The Curious Career of “the American Dream”
The American Dream has always had its skeptics, and not just among those who have been institutionally marginalized. Rags-to-riches stories are often described as “Gatsbyesque,” a reference to F. Scott Fitzgerald’s 1925 novel, “The Great Gatsby.” Some people forget that Fitzgerald took a dim view of the extremes to which a young striver might go in the name of reinvention. Perhaps this was the underside of what Adams’s Frenchman described: an insatiable appetite for more, coupled with a lingering paranoia that your place within this social order would never be securely fixed. When anything is possible, can anything be enough?
In the nineteen-sixties, for example, some questioned whether material possessions alone could make you feel as though you’d arrived. As a 1967 New York Times op-ed put it, middle-class people had now begun to “dream hip,” craving a kind of authenticity that money could not buy. (Around the same time, another Times writer observed that rising levels of anxiety and insomnia had led some to believe that the “American dream today is to sleep.”) As a character in Edward Albee’s scathing 1961 play “The American Dream” laments, “That’s the way things are today; you just can’t get satisfaction; you just try.”
Perhaps the problem arose from the extravagant expectations of American life, the sense that bad luck will always be chased by good fortune and that the poor man is merely someone who has yet to strike it rich. The American Dream is at once a story of unyielding, collective progress and something we experience individually. Success is relative, and failure is easily internalized as our fault alone. However free we are to pursue our potential, we can struggle to accept that our potential might take us no further.

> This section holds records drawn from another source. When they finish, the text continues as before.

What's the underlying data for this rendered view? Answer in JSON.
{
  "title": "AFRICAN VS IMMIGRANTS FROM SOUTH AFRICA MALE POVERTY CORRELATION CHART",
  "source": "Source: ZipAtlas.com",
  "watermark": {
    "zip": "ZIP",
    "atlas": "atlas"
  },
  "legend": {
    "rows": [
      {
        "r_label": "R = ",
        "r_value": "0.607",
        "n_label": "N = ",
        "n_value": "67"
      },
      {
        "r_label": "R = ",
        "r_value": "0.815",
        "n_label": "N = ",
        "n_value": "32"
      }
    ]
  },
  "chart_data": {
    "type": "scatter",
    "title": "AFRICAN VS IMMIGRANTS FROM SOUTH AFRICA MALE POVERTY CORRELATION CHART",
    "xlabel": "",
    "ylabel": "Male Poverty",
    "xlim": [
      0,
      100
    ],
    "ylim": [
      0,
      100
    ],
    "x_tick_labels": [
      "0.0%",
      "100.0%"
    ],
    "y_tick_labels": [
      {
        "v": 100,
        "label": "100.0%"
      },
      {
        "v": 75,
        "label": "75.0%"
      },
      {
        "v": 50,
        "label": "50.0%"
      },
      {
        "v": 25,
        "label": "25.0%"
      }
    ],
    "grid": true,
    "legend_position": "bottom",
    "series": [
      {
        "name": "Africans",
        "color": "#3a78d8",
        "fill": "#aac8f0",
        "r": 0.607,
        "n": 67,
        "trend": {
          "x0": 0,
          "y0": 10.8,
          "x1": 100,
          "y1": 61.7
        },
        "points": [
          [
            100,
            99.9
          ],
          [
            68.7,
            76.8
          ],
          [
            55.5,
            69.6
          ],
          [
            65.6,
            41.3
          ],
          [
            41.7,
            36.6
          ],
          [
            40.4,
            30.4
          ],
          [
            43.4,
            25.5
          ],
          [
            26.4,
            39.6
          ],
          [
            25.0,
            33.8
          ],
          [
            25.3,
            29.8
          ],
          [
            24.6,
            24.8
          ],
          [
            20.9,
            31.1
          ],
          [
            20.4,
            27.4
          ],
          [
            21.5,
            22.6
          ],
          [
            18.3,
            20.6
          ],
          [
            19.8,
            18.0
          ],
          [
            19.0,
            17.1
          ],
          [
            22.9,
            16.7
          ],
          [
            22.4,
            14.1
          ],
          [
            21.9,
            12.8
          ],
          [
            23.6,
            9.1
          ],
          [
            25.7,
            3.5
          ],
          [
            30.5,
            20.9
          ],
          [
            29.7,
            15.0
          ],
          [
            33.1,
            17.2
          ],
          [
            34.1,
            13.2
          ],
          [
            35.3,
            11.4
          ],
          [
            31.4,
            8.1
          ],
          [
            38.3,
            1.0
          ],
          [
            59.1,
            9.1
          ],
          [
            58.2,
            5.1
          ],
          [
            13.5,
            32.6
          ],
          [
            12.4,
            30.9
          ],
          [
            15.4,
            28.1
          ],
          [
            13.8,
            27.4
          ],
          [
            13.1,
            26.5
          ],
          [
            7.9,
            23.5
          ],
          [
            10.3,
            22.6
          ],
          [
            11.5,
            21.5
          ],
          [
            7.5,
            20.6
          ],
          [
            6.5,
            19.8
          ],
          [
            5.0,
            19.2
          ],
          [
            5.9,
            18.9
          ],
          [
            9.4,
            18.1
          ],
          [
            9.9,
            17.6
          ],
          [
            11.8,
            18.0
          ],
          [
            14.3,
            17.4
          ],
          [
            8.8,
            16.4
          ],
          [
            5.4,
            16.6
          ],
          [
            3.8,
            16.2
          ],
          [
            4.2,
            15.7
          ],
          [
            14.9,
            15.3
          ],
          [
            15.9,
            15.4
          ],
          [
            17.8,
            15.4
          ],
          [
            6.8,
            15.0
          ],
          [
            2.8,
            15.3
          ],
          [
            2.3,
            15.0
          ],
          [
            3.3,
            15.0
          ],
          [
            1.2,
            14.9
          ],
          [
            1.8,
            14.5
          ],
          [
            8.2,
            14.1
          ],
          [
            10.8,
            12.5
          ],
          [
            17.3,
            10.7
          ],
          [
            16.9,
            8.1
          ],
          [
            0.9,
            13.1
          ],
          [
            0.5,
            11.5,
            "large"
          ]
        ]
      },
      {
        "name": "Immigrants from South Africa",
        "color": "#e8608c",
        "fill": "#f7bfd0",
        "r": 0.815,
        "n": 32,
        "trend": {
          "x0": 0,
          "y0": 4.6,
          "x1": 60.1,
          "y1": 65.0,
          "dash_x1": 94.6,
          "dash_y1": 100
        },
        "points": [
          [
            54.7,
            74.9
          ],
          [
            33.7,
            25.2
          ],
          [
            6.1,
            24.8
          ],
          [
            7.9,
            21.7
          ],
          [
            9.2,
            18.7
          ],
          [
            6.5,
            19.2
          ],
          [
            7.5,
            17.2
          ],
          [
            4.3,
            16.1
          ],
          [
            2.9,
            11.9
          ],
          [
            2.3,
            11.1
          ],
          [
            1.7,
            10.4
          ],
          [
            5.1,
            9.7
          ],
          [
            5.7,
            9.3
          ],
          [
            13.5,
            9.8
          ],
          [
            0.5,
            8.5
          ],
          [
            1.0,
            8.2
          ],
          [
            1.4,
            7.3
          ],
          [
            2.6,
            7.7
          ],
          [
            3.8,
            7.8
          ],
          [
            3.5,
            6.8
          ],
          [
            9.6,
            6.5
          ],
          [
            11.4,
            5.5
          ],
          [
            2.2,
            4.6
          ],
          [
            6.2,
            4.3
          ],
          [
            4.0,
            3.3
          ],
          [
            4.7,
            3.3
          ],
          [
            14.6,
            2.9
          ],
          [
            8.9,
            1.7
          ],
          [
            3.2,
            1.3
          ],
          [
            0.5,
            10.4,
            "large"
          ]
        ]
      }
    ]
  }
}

By the late nineteen-seventies, as the manufacturing economy declined and wealth became increasingly concentrated in the financial sector, traditional pathways to middle-class prosperity began to narrow. Chetty, the economist, observed that the likelihood of outearning one’s parents gradually fell from ninety-two per cent among those born in 1940 to about fifty per cent among those born forty years later. In the nineteen-eighties, Barbara Ehrenreich described the “fear of falling” at the heart of American middle-class life—the anxieties bred by a hypercompetitive society in which people fretted about their individual status at the expense of class-based politics. The historian Studs Terkel encountered a similar skittishness while conducting interviews for his 1980 book, “American Dreams.” One interviewee, a Mexican American businessman named Stephen Cruz who had immigrated with his family as a child, explained that the American Dream amounted to little more than “power and fear.” Even though the Cruzes were a classic immigrant success story, he felt that it simply meant he had more to lose: “The dream is not losing.” By the nineties, George Carlin would crack, “The reason they call it the American Dream is because you have to be asleep to believe it.”
For all that, the American Dream remains, a century after “The Epic of America,” the intoxicating idea on which our national identity rests, capacious enough to rationalize every form of ambition, from the modest to the megalomaniacal. It describes the scholarship student who is the first in the family to attend college as well as the billionaire touting a self-made empire. It remains, too, a durable brand: the American Dream is the name of a racehorse, a mall in New Jersey, the world’s longest limousine, a family-run nut-butter company in Indiana, a meme coin currently trading at $0.00002, and an initiative recently launched by JPMorgan Chase to help small businesses.
Whether we still wholeheartedly believe in it is another question. The phrase has become a convenient shorthand for pollsters and pundits seeking a vibes-based understanding of our views on the future. In 2024, the Pew Research Center reported that forty-seven per cent of Americans no longer trusted the American Dream’s promise of success through “hard work and determination.” Those who still held these beliefs skewed older and more conservative. (As recently as 2011, a similar Pew survey had shown that sixty-three per cent still felt that they could get ahead if they applied themselves.) This year, a Wells Fargo poll suggested that most parents with children between the ages of eighteen and twenty-eight have to provide substantial financial support for them. Studies indicate that Gen Z’s hope is for a kind of bare-bones stability, for a debt-free life rather than one filled with riches.